The Kahler family, which operated the hotel at that time, estimated their damages exceeded $500 from fire and water. Insurance covered the repairs. However, Bierman had neglected to carry any insurance on her house, which was a total loss of $1,500. A few years later in 1894, the firefighters bid goodbye to hand pumping when the city installed the waterworks and fire hydrants. Their wish for a bell tower was eventually granted and placed atop City Hall.
Hospitality in the face of racism
For young Arthur Roberts, nearly 12, shining boots and running errands was simply a way to earn a little pocket money. His parents, who managed the Archer House in 1900, were expecting an extremely influential man as an overnight guest Jan. 17. Booker T. Washington, founder of the Tuskegee Industrial Institute in Alabama, was expected to deliver a speech at the behest of Carleton students.
In his book, “Up From Slavery” (1901), Washington wrote about the many occurrences where he suffered indignities based solely on the color of his skin, particularly when trying to get a hotel room for the night. Even after he was nationally known, hotel proprietors continued the practice of rejecting him. Such was the case on the day when he was to speak in Northfield. En route from Duluth, Washington was to be feted at the Ryan Hotel in St. Paul by the city’s Commercial Club. Again he faced racial intolerance when the hotel abruptly and without explanation turned him and his entourage away. Unlike the Ryan Hotel, the Archer House welcomed its esteemed guest with pride.
Washington’s talk in Northfield on Jan. 17 at the Congregational Church was undoubtedly the first time ever in the city’s history that an African-American speaker addressed a gathering. The Northfield News noted that the crowd taxed the capacity of the building. With the seats full, nearly 100 people stood the entire time listening intently to the talented orator’s two-hour lecture, “The Negro Problem of the South.” No admission was charged, but donations were accepted to aid the Tuskegee school.
Effusive praise for Washington came from all quarters of town, including the Carleton student newspaper: “How completely has this great man overcome race prejudice! … Not one left until the hearty applause subsided.” Years later, Roberts remembered with fondness not the lecture, but having the privilege of shining Washington’s shoes.

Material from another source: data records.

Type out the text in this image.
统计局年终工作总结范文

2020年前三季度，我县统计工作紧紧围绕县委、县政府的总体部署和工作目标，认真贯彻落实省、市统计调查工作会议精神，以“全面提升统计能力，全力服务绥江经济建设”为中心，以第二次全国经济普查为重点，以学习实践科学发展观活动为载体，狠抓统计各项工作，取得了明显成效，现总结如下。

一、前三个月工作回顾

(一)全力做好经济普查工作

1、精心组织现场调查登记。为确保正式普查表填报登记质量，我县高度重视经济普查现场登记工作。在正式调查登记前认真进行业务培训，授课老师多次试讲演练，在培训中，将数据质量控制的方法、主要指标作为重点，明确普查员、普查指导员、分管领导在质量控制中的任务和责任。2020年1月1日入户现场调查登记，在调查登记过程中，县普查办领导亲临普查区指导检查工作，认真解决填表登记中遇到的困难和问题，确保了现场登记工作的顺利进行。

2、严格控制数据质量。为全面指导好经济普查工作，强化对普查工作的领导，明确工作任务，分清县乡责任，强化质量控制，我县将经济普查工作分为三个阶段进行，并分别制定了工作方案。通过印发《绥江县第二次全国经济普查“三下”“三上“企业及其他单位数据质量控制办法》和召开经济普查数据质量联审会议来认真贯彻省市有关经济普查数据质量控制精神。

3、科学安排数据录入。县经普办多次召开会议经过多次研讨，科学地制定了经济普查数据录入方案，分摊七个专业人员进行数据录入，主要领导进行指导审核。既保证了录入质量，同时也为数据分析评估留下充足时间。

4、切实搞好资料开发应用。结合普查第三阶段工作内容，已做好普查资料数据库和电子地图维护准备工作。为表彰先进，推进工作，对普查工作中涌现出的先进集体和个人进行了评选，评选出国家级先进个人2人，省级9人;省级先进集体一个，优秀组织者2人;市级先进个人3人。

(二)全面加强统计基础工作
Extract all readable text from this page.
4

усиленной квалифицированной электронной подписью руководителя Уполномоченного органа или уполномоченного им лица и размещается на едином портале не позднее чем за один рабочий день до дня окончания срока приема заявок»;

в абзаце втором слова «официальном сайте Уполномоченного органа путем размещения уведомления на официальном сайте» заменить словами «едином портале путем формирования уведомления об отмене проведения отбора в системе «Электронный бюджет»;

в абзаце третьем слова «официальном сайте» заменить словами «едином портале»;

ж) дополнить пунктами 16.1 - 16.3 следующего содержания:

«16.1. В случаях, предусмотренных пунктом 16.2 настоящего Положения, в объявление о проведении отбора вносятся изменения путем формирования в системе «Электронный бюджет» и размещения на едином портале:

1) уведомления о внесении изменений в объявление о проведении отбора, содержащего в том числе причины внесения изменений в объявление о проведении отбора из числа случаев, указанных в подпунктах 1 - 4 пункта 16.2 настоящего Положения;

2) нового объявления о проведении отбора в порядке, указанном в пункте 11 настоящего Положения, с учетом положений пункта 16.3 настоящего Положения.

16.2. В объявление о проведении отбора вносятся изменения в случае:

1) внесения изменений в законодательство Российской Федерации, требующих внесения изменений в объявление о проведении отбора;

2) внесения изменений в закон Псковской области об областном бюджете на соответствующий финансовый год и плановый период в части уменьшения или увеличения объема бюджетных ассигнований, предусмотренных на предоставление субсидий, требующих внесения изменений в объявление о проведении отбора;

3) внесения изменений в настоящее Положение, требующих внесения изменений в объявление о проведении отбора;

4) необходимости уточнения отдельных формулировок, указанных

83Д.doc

First cries and last breaths
Baby girl Healy is buried in an unmarked grave in Northfield Cemetery (across from the high school) among strangers like the Johnsons, Olsons and Leivestads. She has the distinction of being the only person to ever live her entire life in the Archer House.
Her story began when her mother, who identified herself as “Mrs. Healy,” was reportedly taken ill while journeying from Waukon, Iowa, to Minneapolis. When the train reached Northfield on Friday night, July 24, 1903, she was compelled to recover at the Archer House. On Sunday morning, Healy surprisingly gave birth to a baby girl. Tragically, the infant died Tuesday evening and was buried the next day; after which her mother left Northfield for good.
As a matter of note, over its first few decades, the venerable Archer House hosted thousands of itinerant travelers, some of whom were familiar to the staff, while others were merely passing through town. Occasionally a guest would take their last breath at the hotel. Such was the case for Charles Crawford in 1889 or the likable salesman, Frank Peck, who died of pneumonia the following year. If authorities were unsure where to return the body, the individual was buried in a pauper’s grave in one of the local cemeteries.